Shifting, I tipped her down so she was on her back and I was between her thighs.
Moving lower, I gave her seam one long lick, her sweet, sticky taste blooming on my tongue like candy. Dax told me I needed to grovel. I was on my knees between her lush thighs and the best way I could show her she was my fucking queen was to eat her pussy.
“Jack,” she moaned.
There was nothing better than her saying my name like that. Pre-cum spurted from my dick in response.

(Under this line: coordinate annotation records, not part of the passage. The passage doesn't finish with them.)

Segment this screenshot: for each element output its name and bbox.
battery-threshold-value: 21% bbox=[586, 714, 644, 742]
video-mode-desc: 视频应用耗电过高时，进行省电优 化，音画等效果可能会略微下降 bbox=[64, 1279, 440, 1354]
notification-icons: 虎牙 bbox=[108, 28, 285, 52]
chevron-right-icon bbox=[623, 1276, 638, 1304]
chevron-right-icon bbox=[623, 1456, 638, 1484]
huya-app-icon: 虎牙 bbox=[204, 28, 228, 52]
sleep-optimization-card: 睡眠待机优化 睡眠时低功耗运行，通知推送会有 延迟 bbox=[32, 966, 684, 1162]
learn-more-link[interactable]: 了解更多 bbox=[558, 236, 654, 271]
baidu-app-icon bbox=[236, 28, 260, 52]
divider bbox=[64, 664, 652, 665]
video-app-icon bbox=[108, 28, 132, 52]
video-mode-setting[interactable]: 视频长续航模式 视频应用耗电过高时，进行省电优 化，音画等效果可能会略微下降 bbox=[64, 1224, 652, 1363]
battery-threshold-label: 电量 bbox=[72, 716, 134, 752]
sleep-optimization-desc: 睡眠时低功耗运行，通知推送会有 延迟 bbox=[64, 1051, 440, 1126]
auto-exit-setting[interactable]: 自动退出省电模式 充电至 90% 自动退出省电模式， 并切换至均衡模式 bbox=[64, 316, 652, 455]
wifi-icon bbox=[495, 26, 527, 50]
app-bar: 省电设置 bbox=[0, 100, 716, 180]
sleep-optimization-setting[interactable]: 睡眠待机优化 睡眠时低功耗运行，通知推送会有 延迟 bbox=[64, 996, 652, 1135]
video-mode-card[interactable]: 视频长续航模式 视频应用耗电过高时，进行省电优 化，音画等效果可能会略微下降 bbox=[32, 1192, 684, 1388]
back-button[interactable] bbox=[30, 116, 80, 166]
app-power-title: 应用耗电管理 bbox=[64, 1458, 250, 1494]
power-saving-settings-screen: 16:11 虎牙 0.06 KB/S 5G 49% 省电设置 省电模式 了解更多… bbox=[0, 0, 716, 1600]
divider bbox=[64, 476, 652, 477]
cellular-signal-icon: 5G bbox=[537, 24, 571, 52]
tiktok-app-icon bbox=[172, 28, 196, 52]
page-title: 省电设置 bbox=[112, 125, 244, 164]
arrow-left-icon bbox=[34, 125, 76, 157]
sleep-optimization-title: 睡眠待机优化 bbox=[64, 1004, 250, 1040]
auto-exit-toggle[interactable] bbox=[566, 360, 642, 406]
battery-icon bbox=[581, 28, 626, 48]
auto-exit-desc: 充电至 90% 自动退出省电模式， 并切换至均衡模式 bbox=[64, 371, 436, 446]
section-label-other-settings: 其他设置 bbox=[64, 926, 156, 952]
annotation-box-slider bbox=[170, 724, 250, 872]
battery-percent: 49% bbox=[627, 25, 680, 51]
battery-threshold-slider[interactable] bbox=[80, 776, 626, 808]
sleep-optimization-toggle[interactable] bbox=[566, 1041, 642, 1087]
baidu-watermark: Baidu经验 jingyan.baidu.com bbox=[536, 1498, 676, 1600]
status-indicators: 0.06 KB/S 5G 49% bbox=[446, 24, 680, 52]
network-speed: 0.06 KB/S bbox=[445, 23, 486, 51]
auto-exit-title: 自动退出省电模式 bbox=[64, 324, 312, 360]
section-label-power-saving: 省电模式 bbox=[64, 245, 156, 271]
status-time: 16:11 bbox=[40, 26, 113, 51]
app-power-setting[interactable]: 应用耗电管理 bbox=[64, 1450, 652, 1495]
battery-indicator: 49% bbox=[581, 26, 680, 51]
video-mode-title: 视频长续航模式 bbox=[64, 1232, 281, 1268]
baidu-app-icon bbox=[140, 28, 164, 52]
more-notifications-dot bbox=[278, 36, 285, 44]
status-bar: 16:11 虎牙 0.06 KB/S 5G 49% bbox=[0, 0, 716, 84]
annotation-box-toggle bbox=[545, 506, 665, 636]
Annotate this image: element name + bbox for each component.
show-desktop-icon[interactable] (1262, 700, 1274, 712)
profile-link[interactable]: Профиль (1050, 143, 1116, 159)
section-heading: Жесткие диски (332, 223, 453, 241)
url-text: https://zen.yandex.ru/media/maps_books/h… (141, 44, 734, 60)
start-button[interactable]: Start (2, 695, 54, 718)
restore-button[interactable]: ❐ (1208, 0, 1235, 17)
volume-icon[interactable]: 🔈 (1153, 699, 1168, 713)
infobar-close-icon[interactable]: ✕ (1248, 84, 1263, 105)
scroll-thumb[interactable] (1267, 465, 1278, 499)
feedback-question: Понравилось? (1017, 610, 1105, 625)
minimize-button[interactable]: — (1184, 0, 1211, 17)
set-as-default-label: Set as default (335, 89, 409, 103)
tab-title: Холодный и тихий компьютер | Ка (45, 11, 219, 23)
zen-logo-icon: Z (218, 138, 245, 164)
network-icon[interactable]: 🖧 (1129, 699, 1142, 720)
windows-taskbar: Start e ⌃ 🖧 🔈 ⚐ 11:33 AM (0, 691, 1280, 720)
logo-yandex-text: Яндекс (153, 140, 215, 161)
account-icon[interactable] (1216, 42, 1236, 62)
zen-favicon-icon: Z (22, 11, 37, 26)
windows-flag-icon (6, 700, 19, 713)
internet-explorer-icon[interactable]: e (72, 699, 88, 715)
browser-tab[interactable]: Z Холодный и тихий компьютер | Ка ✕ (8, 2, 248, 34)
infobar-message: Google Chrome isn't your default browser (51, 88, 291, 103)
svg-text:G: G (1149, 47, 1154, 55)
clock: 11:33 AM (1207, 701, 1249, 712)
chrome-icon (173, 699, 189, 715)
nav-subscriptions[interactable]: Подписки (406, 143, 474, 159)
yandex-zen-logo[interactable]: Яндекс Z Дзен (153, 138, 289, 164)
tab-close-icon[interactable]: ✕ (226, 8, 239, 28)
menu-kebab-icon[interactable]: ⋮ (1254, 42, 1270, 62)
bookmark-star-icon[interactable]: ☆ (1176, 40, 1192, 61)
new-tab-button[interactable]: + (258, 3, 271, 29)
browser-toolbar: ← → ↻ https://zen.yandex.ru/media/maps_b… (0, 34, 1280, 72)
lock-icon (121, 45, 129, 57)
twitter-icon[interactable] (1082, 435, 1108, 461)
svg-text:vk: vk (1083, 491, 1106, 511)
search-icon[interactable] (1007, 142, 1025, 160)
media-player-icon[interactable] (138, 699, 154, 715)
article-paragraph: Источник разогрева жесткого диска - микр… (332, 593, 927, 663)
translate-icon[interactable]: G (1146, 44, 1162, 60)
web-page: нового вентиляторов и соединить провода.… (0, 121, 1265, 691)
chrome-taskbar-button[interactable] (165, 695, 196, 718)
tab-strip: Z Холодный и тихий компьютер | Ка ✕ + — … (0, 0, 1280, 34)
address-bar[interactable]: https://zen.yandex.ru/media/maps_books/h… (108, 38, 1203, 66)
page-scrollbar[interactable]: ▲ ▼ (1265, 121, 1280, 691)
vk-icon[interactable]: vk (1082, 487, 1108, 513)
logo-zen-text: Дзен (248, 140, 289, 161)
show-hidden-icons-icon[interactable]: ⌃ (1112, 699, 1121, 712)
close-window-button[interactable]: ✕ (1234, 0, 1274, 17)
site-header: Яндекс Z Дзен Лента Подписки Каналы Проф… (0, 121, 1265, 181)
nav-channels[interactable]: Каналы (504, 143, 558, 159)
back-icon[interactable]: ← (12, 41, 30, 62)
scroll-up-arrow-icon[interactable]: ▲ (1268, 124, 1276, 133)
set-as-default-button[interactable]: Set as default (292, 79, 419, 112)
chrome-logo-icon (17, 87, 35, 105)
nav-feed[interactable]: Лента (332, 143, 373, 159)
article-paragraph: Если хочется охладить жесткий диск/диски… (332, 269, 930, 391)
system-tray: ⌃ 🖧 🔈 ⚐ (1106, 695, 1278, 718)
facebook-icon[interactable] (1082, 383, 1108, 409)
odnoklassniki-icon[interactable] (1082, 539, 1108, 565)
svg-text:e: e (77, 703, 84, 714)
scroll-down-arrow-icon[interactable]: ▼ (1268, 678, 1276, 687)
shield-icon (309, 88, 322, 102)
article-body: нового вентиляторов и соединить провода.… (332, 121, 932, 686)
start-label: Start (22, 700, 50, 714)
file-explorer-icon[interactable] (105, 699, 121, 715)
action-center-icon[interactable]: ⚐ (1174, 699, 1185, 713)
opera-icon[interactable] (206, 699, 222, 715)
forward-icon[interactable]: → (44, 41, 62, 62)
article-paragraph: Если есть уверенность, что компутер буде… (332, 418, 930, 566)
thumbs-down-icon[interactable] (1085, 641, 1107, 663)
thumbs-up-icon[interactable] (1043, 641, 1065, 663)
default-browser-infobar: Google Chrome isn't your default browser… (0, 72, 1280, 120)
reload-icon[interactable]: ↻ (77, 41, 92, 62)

“Before or after?” I said, looking up her gorgeous body.
Her dark eyes held mine. Gone was the hurt and anger, replaced by arousal. Was I using sex to redirect her? Maybe. But this was also for me. I needed to make her feel good. Needed her to give herself to me, because that trust–maybe she didn’t even know she gave it freely–was what made my dick hard and my heart full.
Her mouth curled into a sinful smile. “Stop talking and get back to work.”
The riled words were accompanied by her firm hand on the back of my head pressing me into her center. I had a very important job to do.